Direktur Industri Permesinan dan Alat Mesin Pertanian Kemenperin, Solehan, menyampaikan bahwa data ekspor alkes terus mengalami peningkatan sejak tahun 2019. Capaian ekspor pada tahun 2024 yang melampaui US$ 273 juta menjadi bukti nyata potensi besar yang dimiliki industri ini.

Direktur Jenderal Industri Logam, Mesin, Alat Transportasi, dan Elektronika (ILMATE) Kemenperin, Setia Diarta, menuturkan bahwa industri alkes memiliki peran strategis dalam mendorong pertumbuhan ekonomi nasional. Sektor ini termasuk dalam kategori high demand, sehingga perlu dimanfaatkan secara optimal untuk mewujudkan kemandirian Indonesia di bidang industri alkes.

Saat ini, berdasarkan data Sistem Informasi Industri Nasional (SIINas), terdapat 393 perusahaan alkes yang terdaftar dan aktif memproduksi beragam produk, meliputi:

  • Tempat tidur rumah sakit
  • Alat suntik
  • Tensimeter
  • Alat elektromedik
  • Ventilator
  • dan lainnya

Guna memperkuat ekosistem industri alkes, Kemenperin telah melakukan kajian mendalam terkait penguatan bahan baku melalui pembentukan Hub Bahan Baku Alat Kesehatan. Inisiatif ini bertujuan untuk menjembatani kebutuhan bahan baku antara produsen lokal dengan industri alkes, sehingga meningkatkan daya saing industri dalam negeri dan memberikan dampak ekonomi yang lebih besar bagi negara.

Salah satu contoh alat kesehatan elektromedis yang memiliki peran penting adalah ultrasonografi (USG). USG memiliki beragam fungsi dalam bidang medis, mulai dari memantau perkembangan janin selama kehamilan hingga mendeteksi masalah pada organ tubuh. Oleh karena itu, keberadaan industri USG dalam negeri sangat penting untuk mendukung kemandirian alat kesehatan nasional.

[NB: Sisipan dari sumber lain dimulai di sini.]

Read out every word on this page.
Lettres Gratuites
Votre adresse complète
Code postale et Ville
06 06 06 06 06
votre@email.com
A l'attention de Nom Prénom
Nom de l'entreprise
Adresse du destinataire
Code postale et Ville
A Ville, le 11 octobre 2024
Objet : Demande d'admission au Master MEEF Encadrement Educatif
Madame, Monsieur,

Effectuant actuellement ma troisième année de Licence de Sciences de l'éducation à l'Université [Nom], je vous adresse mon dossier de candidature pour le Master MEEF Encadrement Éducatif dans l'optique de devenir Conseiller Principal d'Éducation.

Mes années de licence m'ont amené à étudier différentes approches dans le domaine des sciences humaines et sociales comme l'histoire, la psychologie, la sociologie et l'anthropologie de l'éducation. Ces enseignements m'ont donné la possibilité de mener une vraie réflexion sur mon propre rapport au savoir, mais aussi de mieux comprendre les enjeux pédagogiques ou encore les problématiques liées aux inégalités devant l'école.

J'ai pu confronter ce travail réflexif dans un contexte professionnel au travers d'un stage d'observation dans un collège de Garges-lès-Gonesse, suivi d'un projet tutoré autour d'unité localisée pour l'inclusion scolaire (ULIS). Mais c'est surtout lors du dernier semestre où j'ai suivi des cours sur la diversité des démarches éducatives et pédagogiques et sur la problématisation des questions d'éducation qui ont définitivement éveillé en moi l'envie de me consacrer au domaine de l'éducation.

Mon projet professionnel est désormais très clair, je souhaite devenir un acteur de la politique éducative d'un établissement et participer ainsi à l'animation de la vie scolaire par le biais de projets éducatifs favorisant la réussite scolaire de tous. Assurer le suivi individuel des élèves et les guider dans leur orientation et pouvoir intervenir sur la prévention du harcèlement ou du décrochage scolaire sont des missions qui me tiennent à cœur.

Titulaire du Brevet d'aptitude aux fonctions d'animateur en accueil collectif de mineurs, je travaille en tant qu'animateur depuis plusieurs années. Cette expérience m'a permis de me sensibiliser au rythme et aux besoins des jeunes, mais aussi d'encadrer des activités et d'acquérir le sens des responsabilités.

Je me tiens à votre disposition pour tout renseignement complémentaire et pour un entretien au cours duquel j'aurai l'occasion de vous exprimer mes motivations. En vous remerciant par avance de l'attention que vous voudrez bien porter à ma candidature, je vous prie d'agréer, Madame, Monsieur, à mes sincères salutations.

Pengembangan produk USG merupakan proses yang kompleks dan membutuhkan kolaborasi lintas disiplin ilmu, termasuk elektronika, permesinan, kedokteran, perangkat lunak, precision engineering, serta uji klinis dan sertifikasi medis. Proses pengembangan produk juga melibatkan tahapan yang panjang, mulai dari desain awal, pembuatan prototipe, pengujian, produksi, distribusi, instalasi, hingga pelatihan bagi tenaga kesehatan (pengguna).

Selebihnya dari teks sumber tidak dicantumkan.